Double-blind study with randomized placebo-controls is the medical gold standard. The FDA won’t put its stamp of approval on a new drug unless the medication has beaten sugar pills in at least two legitimate trials.
But about half of the medications that fail to make it through late-stage trials are losing out to placebos. Even drugs that have been around for years, are failing follow-up tests (one of them is Prozac). Researchers say the problem is not weak medicines but the placebo effect itself. It’s growing stronger.
There’s now a massive effort underway to figure out it’s happening called the Placebo Response Drug Trials Survey.
We already know that the placebo response is related to cultural differences. William Potter of Lilly's neuroscience labs discovered he could predict whether a drug would pass or not based simply on the location of the study. A decade ago, Prozac worked fine in the US but Valium failed. The reverse was true in Europe. The greater the expectation of effectiveness by the patient, the more powerful the placebo’s effect. In countries where volunteers do not have access to the quality of care given during a drug trial, the more likely they are to respond positively to the luxury care coming from American researchers.

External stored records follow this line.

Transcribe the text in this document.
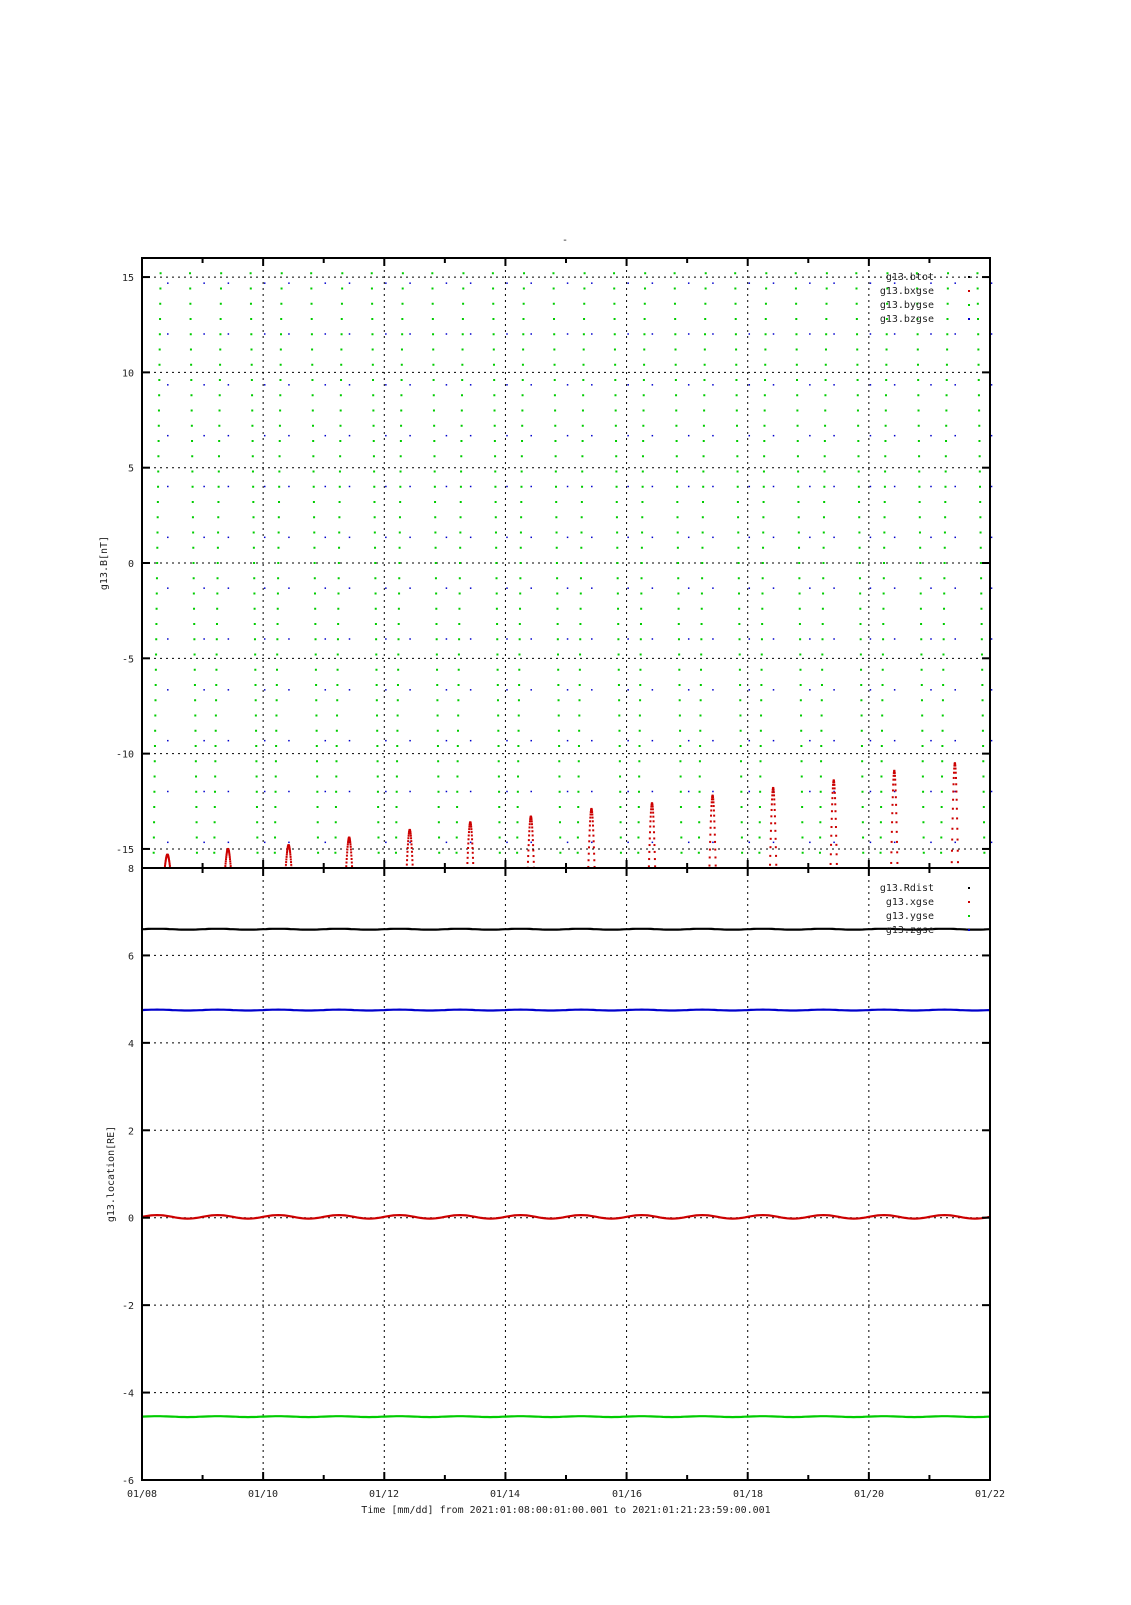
-
-15
-10
-5
0
5
10
15
g13.B[nT]
g13.btot
g13.bxgse
g13.bygse
g13.bzgse
-6
-4
-2
0
2
4
6
8
g13.location[RE]
g13.Rdist
g13.xgse
g13.ygse
g13.zgse
01/08	01/10	01/12	01/14	01/16	01/18	01/20	01/22
Time [mm/dd] from 2021:01:08:00:01:00.001 to 2021:01:21:23:59:00.001
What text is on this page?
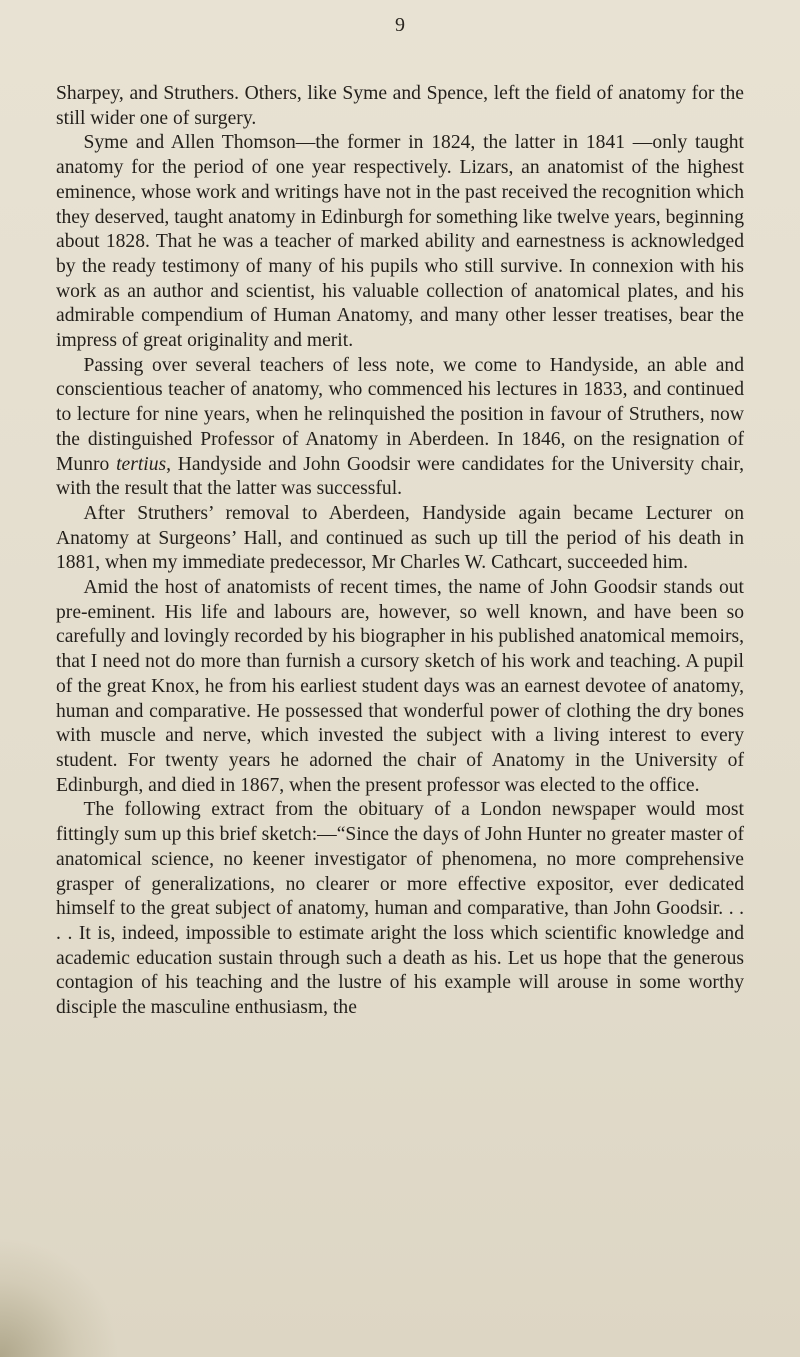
9

Sharpey, and Struthers. Others, like Syme and Spence, left the field of anatomy for the still wider one of surgery.

Syme and Allen Thomson—the former in 1824, the latter in 1841 —only taught anatomy for the period of one year respectively. Lizars, an anatomist of the highest eminence, whose work and writings have not in the past received the recognition which they deserved, taught anatomy in Edinburgh for something like twelve years, beginning about 1828. That he was a teacher of marked ability and earnestness is acknowledged by the ready testimony of many of his pupils who still survive. In connexion with his work as an author and scientist, his valuable collection of anatomical plates, and his admirable compendium of Human Anatomy, and many other lesser treatises, bear the impress of great originality and merit.

Passing over several teachers of less note, we come to Handyside, an able and conscientious teacher of anatomy, who commenced his lectures in 1833, and continued to lecture for nine years, when he relinquished the position in favour of Struthers, now the distinguished Professor of Anatomy in Aberdeen. In 1846, on the resignation of Munro tertius, Handyside and John Goodsir were candidates for the University chair, with the result that the latter was successful.

After Struthers’ removal to Aberdeen, Handyside again became Lecturer on Anatomy at Surgeons’ Hall, and continued as such up till the period of his death in 1881, when my immediate predecessor, Mr Charles W. Cathcart, succeeded him.

Amid the host of anatomists of recent times, the name of John Goodsir stands out pre-eminent. His life and labours are, however, so well known, and have been so carefully and lovingly recorded by his biographer in his published anatomical memoirs, that I need not do more than furnish a cursory sketch of his work and teaching. A pupil of the great Knox, he from his earliest student days was an earnest devotee of anatomy, human and comparative. He possessed that wonderful power of clothing the dry bones with muscle and nerve, which invested the subject with a living interest to every student. For twenty years he adorned the chair of Anatomy in the University of Edinburgh, and died in 1867, when the present professor was elected to the office.

The following extract from the obituary of a London newspaper would most fittingly sum up this brief sketch:—“Since the days of John Hunter no greater master of anatomical science, no keener investigator of phenomena, no more comprehensive grasper of generalizations, no clearer or more effective expositor, ever dedicated himself to the great subject of anatomy, human and comparative, than John Goodsir. . . . . It is, indeed, impossible to estimate aright the loss which scientific knowledge and academic education sustain through such a death as his. Let us hope that the generous contagion of his teaching and the lustre of his example will arouse in some worthy disciple the masculine enthusiasm, the
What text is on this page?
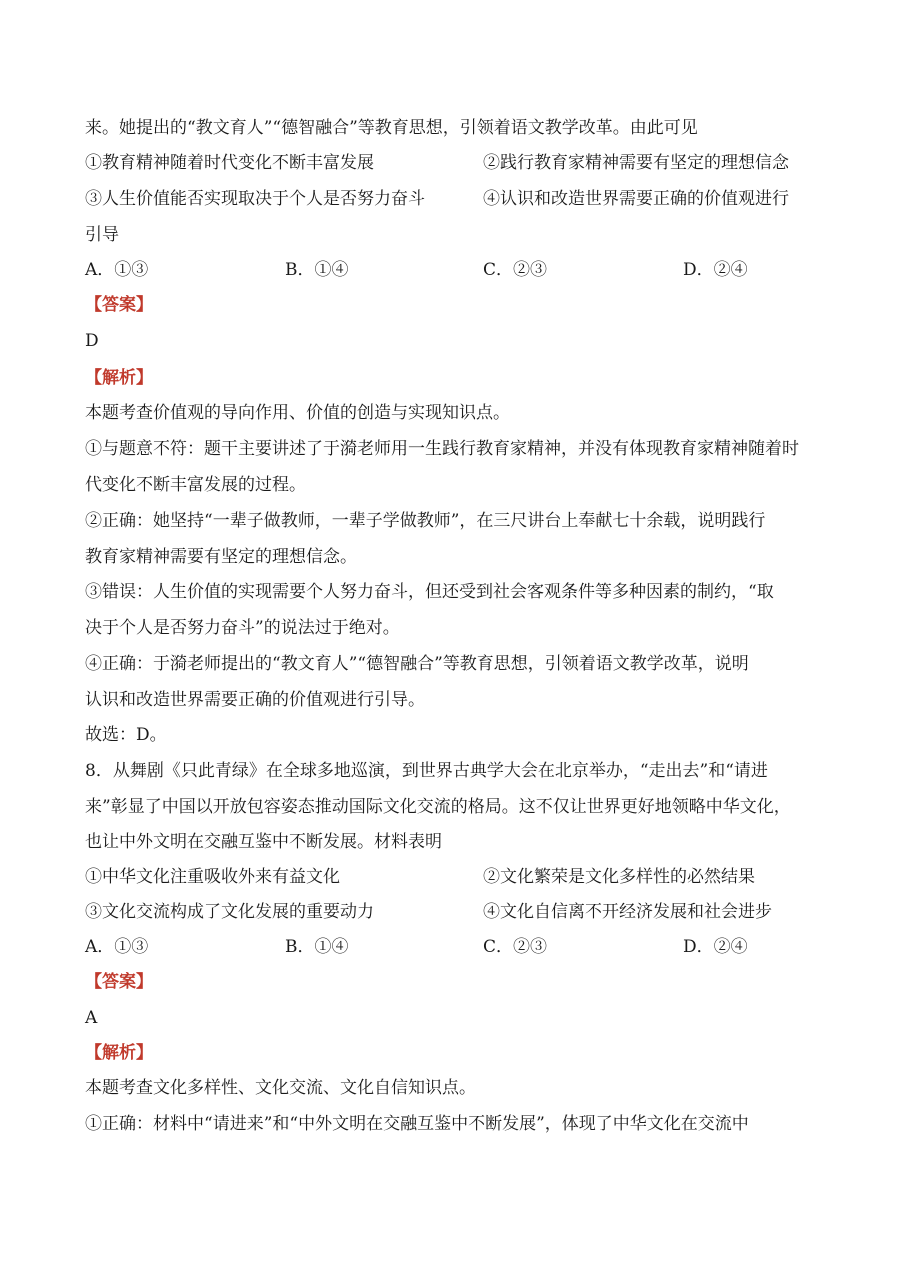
来。她提出的“教文育人”“德智融合”等教育思想，引领着语文教学改革。由此可见
①教育精神随着时代变化不断丰富发展	②践行教育家精神需要有坚定的理想信念
③人生价值能否实现取决于个人是否努力奋斗	④认识和改造世界需要正确的价值观进行
引导
A．①③	B．①④	C．②③	D．②④
【答案】
D
【解析】
本题考查价值观的导向作用、价值的创造与实现知识点。
①与题意不符：题干主要讲述了于漪老师用一生践行教育家精神，并没有体现教育家精神随着时
代变化不断丰富发展的过程。
②正确：她坚持“一辈子做教师，一辈子学做教师”，在三尺讲台上奉献七十余载，说明践行
教育家精神需要有坚定的理想信念。
③错误：人生价值的实现需要个人努力奋斗，但还受到社会客观条件等多种因素的制约，“取
决于个人是否努力奋斗”的说法过于绝对。
④正确：于漪老师提出的“教文育人”“德智融合”等教育思想，引领着语文教学改革，说明
认识和改造世界需要正确的价值观进行引导。
故选：D。
8．从舞剧《只此青绿》在全球多地巡演，到世界古典学大会在北京举办，“走出去”和“请进
来”彰显了中国以开放包容姿态推动国际文化交流的格局。这不仅让世界更好地领略中华文化，
也让中外文明在交融互鉴中不断发展。材料表明
①中华文化注重吸收外来有益文化	②文化繁荣是文化多样性的必然结果
③文化交流构成了文化发展的重要动力	④文化自信离不开经济发展和社会进步
A．①③	B．①④	C．②③	D．②④
【答案】
A
【解析】
本题考查文化多样性、文化交流、文化自信知识点。
①正确：材料中“请进来”和“中外文明在交融互鉴中不断发展”，体现了中华文化在交流中
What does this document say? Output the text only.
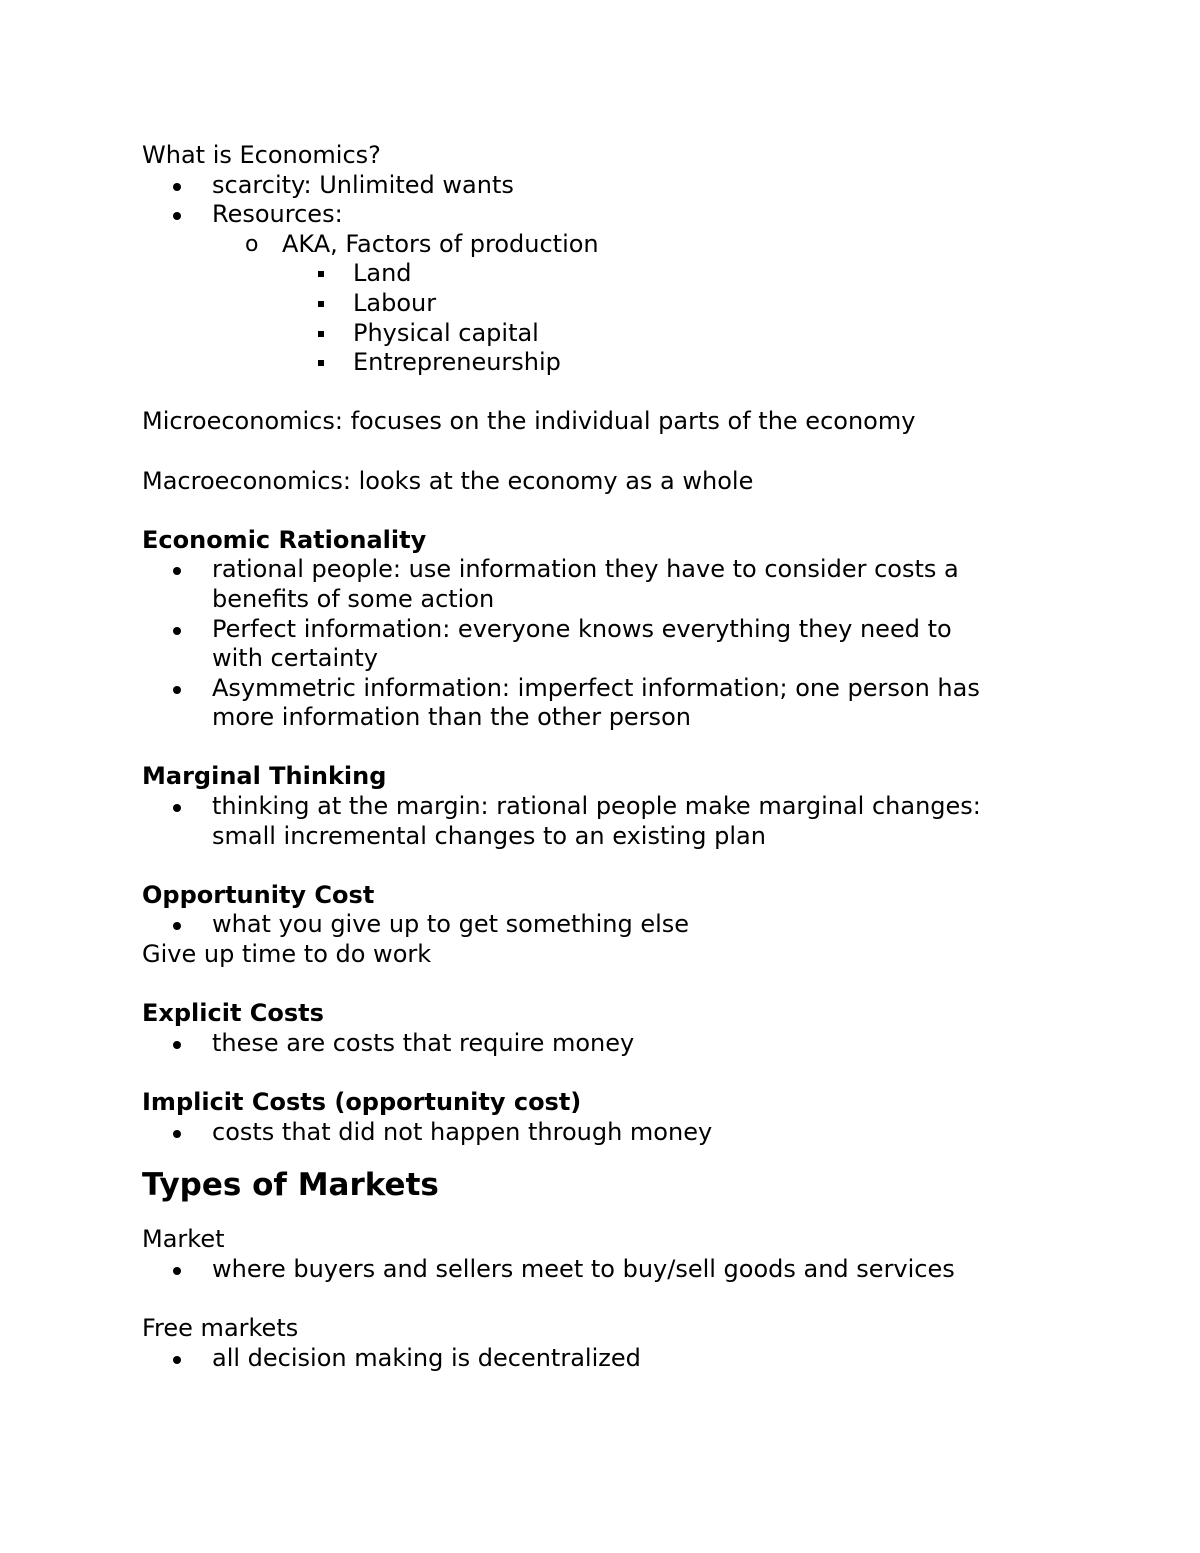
What is Economics?

scarcity: Unlimited wants
Resources:
o AKA, Factors of production
Land
Labour
Physical capital
Entrepreneurship

Microeconomics: focuses on the individual parts of the economy

Macroeconomics: looks at the economy as a whole

Economic Rationality

rational people: use information they have to consider costs a
benefits of some action
Perfect information: everyone knows everything they need to
with certainty
Asymmetric information: imperfect information; one person has
more information than the other person

Marginal Thinking

thinking at the margin: rational people make marginal changes:
small incremental changes to an existing plan

Opportunity Cost

what you give up to get something else

Give up time to do work

Explicit Costs

these are costs that require money

Implicit Costs (opportunity cost)

costs that did not happen through money

Types of Markets

Market

where buyers and sellers meet to buy/sell goods and services

Free markets

all decision making is decentralized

Although the most significant ingredient in any placebo is the doctor's bedside manner, even the color of a tablet can boost effectiveness and help to convince a patient that a placebo is really a potent remedy. Doctors have found that calming blue capsules make more effective tranquilizers than fiery red ones.
In each of these cases, the placebo aids recovery by touching the mind's desire and ability to predict the future. We are constantly parsing the reactions of those around to gauge a more accurate estimations of our fate. A doctor’s tone of voice while delivering a diagnosis or the reaction of someone else to the very same medication we ourselves are taking.